Based on current standards of practice, he is obligated to first recommend a comprehensive program of nonsurgical management. Numerous nonoperative treatment options are available to treat patients with OA of the knee. These include activity modification, physical therapy, nonsteroidal anti-inflammatory agents, and intra-articular injections (corticosteroid or hyaluronate). All patients with symptomatic OA of the knee should be treated according to these tenets before more aggressive (surgical) methods are employed. Only for some of those who do not respond should the surgical option be considered: patients with radiographic mild arthritis or near-normal alignment but not patients with valgus configurations or arthritis in both knees . So what should Dr. Janus recommend to Mr. Marcus and how should he convey it?

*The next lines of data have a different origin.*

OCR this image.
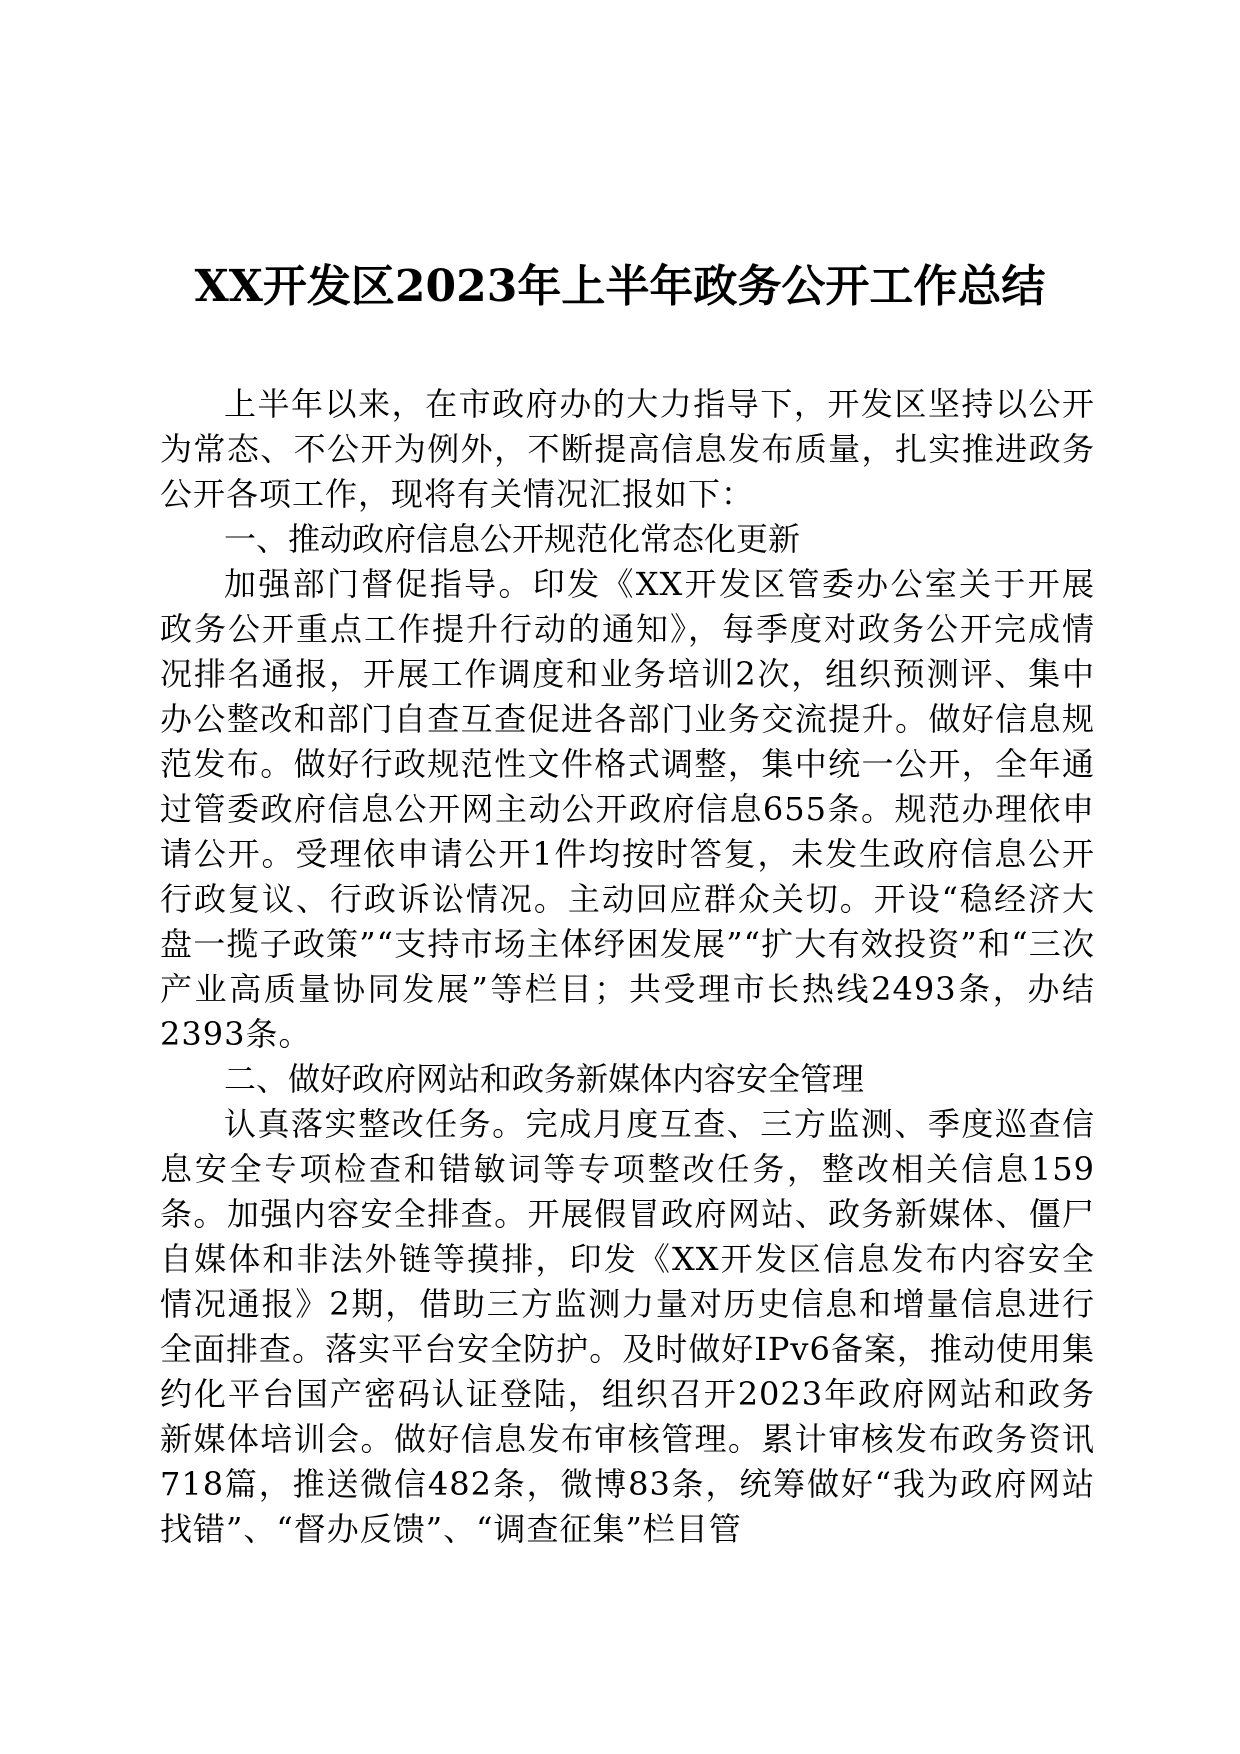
XX开发区2023年上半年政务公开工作总结

上半年以来，在市政府办的大力指导下，开发区坚持以公开为常态、不公开为例外，不断提高信息发布质量，扎实推进政务公开各项工作，现将有关情况汇报如下：

一、推动政府信息公开规范化常态化更新

加强部门督促指导。印发《XX开发区管委办公室关于开展政务公开重点工作提升行动的通知》，每季度对政务公开完成情况排名通报，开展工作调度和业务培训2次，组织预测评、集中办公整改和部门自查互查促进各部门业务交流提升。做好信息规范发布。做好行政规范性文件格式调整，集中统一公开，全年通过管委政府信息公开网主动公开政府信息655条。规范办理依申请公开。受理依申请公开1件均按时答复，未发生政府信息公开行政复议、行政诉讼情况。主动回应群众关切。开设“稳经济大盘一揽子政策”“支持市场主体纾困发展”“扩大有效投资”和“三次产业高质量协同发展”等栏目；共受理市长热线2493条，办结2393条。

二、做好政府网站和政务新媒体内容安全管理

认真落实整改任务。完成月度互查、三方监测、季度巡查信息安全专项检查和错敏词等专项整改任务，整改相关信息159条。加强内容安全排查。开展假冒政府网站、政务新媒体、僵尸自媒体和非法外链等摸排，印发《XX开发区信息发布内容安全情况通报》2期，借助三方监测力量对历史信息和增量信息进行全面排查。落实平台安全防护。及时做好IPv6备案，推动使用集约化平台国产密码认证登陆，组织召开2023年政府网站和政务新媒体培训会。做好信息发布审核管理。累计审核发布政务资讯718篇，推送微信482条，微博83条，统筹做好“我为政府网站找错”、“督办反馈”、“调查征集”栏目管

The case description gives limited clinical information from which to base a definitive recommendation. Nonetheless we are told that Mr. Marcus has “severe” disease in the knee(s), implying an advanced, bilateral process, clinical characteristics that are known to correlate with a poor surgical outcome. Hence, based on recent evidence, he does not appear to be a good candidate for arthroscopic surgery. Presenting this opinion to such a hopeful patient will challenge Dr. Janus’s skills of care and communication.
Since the 1970s, the literature of medical ethics has been suffused by four major principles: respect for autonomy, nonmaleficence, beneficence, and justice, the first three of which have particular relevance to this case . Respect for patient autonomy means that patients have a right to request the treatment of their choice, which in Mr. Marcus’s case is to have surgery. Yet the work of caring for patients must simultaneously maximize benefit and minimize harm, goals that originate with the sometimes conflicting principles of beneficence and nonmaleficence. Dr. Janus must therefore ask himself, “Can the arthroscopy help this patient?”—a calculus that requires him to evaluate the potential benefits of the procedure in relation to the risks, while taking into account the wishes of the patient.
Although the risks of this surgery are typically small, available evidence suggests that the benefit of such surgery is likely to be low; indeed clinical experience suggests such intervention may in some instances exacerbate the symptoms and accelerate joint deterioration. Therefore, though for some patients (such as Mr. Marcus’s friend) the procedure may prove beneficial, for Mr. Marcus himself this is unlikely to be the case. Given the low likelihood of success, indeed the potential for making his condition worse, Dr. Janus should advise against surgery and advocate for a more conservative therapeutic strategy. It is critical for Dr. Janus to explain the reasoning and justification for his advice and to ensure that Mr. Marcus comprehends the explanation and, ultimately, finds it satisfactory.